OISMA: On-the-fly In-memory Stochastic Multiplication Architecture for Matrix-Multiplication Workloads
arXiv:2508.08822v2 Announce Type: replace-cross
Abstract: Artificial intelligence (AI) models are currently driven by a significant upscaling of their complexity, with massive matrix-multiplication workloads representing the major computational bottleneck. In-memory computing (IMC) architectures are proposed to avoid the von Neumann bottleneck. However, both digital/binary-based and analog IMC architectures suffer from various limitations, which significantly degrade the performance and energy efficiency gains.

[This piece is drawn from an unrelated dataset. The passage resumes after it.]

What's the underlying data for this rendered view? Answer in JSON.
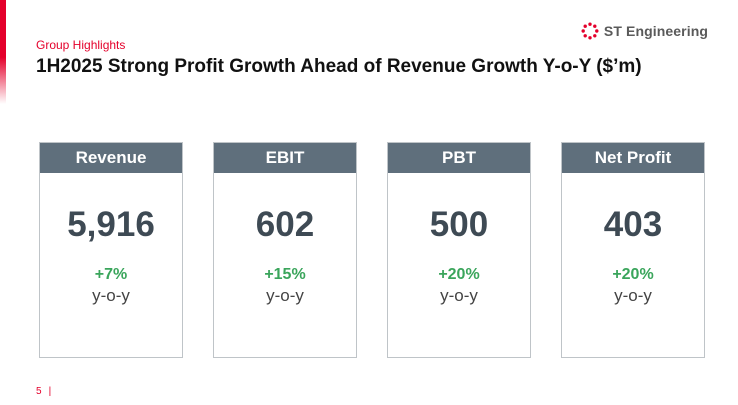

This work proposes OISMA, an energy-efficient IMC architecture that utilizes the computational simplicity of a quasi-stochastic computing (SC) domain (bent-pyramid (BP) system) while keeping the same efficiency, scalability, and productivity of digital memories. OISMA converts normal memory read operations into in situ stochastic multiplication operations with a negligible cost. An accumulation periphery then accumulates the output multiplication bitstreams, achieving the matrix multiplication (MatMul) functionality. A 4-kB 1T1R OISMA array was implemented using a commercial 180-nm technology node and in-house resistive random-access memory (RRAM) technology. At 50 MHz, it achieves 0.789 TOPS/W and 3.98 GOPS/mm2 for energy and area efficiency, respectively, occupying an effective computing area of 0.804241 mm2. Scaling OISMA to 22-nm technology shows a significant improvement of two orders of magnitude in energy efficiency and one order of magnitude in area efficiency, compared to dense MatMul IMC architectures.